Cette description a de quoi dérouter celui qui a toujours vécu Noël dans la dignité. Comment peut-on profaner une fête qui prétend commémorer la naissance du Fils de Dieu ? La réponse vous surprendra peut-être.
Des fondements équivoques
Au IVe siècle, à peine naissante, la célébration de Noël suscitait déjà une controverse. Se posait par exemple la question de la date de naissance de Jésus. Puisque la Bible n’en précise ni le jour ni le mois, une multitude de dates ont été suggérées. Au IIIe siècle, un groupe de théologiens d’Égypte avança le 20 mai, tandis que d’autres la situaient plus tôt sur le calendrier : le 28 mars, ou le 2 avril, ou encore le 19 avril. Arrivé au XVIIIe siècle, on avait fini par proposer tous les mois de l’année ! Pourquoi a-t-on finalement retenu le 25 décembre ?
La plupart des historiens expliquent que c’est l’Église catholique qui a fixé la naissance de Jésus un 25 décembre. Il devait y avoir une raison à cela. “ C’est fort probablement parce que les premiers chrétiens souhaitaient voir cette date coïncider avec la fête païenne qui marquait chez les Romains la ‘ naissance du soleil invaincu ’. ” (The New Encyclopœdia Britannica).

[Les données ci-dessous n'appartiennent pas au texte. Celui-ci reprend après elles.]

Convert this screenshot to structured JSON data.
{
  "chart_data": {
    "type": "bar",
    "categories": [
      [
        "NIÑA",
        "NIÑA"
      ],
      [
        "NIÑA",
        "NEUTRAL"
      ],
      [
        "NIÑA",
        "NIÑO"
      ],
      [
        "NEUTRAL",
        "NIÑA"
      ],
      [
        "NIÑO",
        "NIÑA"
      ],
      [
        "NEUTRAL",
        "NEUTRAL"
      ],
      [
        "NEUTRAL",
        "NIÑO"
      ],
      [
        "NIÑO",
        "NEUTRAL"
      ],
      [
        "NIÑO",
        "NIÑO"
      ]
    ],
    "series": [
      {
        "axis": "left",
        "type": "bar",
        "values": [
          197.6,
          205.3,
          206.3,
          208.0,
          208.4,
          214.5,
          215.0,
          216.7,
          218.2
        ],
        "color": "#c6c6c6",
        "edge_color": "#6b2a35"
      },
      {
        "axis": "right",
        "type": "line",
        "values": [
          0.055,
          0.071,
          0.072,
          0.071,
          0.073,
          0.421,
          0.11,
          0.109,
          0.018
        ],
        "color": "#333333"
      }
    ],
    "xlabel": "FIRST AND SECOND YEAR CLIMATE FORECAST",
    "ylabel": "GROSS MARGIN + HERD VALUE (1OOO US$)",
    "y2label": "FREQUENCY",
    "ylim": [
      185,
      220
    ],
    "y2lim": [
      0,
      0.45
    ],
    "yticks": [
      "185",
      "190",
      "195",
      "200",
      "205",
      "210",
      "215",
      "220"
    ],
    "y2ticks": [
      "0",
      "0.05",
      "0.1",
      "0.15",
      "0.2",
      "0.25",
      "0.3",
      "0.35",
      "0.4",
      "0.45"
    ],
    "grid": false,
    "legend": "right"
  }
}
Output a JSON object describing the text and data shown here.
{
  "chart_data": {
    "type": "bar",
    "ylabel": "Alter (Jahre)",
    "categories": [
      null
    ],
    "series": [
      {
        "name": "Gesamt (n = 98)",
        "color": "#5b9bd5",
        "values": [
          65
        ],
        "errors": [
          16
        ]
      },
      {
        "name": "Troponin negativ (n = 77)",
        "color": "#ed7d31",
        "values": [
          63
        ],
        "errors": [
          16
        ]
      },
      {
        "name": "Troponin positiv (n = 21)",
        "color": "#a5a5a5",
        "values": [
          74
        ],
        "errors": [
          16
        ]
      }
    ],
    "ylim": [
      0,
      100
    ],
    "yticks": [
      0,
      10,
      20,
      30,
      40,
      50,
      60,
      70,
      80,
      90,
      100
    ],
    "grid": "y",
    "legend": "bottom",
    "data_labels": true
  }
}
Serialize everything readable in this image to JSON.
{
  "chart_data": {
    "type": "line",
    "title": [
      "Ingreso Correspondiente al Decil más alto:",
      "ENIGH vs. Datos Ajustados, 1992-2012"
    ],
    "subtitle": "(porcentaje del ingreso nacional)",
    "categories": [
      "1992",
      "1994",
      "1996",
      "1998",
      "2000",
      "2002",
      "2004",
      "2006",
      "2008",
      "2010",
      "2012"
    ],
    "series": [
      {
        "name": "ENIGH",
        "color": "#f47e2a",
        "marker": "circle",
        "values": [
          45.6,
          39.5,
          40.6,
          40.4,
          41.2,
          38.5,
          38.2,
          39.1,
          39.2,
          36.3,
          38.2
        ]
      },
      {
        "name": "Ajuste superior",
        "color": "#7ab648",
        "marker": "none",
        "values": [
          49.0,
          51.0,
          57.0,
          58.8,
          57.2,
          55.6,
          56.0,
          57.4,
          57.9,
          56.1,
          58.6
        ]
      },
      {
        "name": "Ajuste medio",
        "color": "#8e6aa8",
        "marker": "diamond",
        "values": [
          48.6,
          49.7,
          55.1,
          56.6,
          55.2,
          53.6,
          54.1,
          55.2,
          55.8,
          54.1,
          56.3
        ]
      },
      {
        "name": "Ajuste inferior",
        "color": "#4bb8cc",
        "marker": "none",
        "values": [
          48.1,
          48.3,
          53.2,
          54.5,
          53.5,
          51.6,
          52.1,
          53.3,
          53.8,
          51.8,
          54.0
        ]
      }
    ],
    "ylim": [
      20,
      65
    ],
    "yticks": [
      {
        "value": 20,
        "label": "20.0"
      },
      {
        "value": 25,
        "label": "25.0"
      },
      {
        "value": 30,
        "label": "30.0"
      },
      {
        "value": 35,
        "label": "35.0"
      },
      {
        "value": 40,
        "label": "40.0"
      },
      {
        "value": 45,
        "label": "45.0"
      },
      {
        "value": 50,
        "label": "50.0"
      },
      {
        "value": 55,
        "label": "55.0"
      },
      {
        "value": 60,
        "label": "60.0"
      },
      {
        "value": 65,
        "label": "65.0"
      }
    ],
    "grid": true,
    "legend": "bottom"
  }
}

Mais pourquoi ces chrétiens se pliaient-ils soudain aux usages d’un peuple qui les avait persécutés impitoyablement pendant plus de deux siècles et demi ?
Altération du christianisme
Au Ier siècle, l’apôtre Paul avait prévenu Timothée que des ‘ hommes méchants et des imposteurs ’ s’introduiraient dans la congrégation chrétienne et en égareraient beaucoup (2 Timothée 3:13). Cette grande apostasie commença après la mort des apôtres (Actes 20:29, 30). À la suite de la prétendue conversion de Constantin, les païens embrassèrent en masse le supposé christianisme de l’époque. À quoi cela allait-il mener ? Le livre Christianisme primitif et paganisme (angl.) répond : “ La petite troupe des croyants vraiment sincères fut noyée dans l’énorme foule des soi-disant chrétiens. ”
Paul avait vu juste ! C’était comme si la corruption païenne n’avait fait qu’une bouchée du christianisme authentique. C’est dans la célébration des fêtes que ce phénomène de contamination fut le plus manifeste.
En fait, la seule célébration qui soit imposée aux chrétiens est celle de la Cène, ou Repas du Seigneur (1 Corinthiens 11:23-26). Parce que les fêtes romaines comprenaient des pratiques idolâtriques, les chrétiens n’y participaient pas. Au IIIe siècle, des païens en firent le reproche aux chrétiens : “ Vous n’allez pas au spectacle, vous n’assistez pas aux processions, les banquets publics ont lieu sans vous ; vous fuyez avec horreur les concours sacrés. ” Les païens, pour leur part, se vantaient : “ Nous adorons les dieux dans la bonne humeur, avec des fêtes, des chants et des jeux. ”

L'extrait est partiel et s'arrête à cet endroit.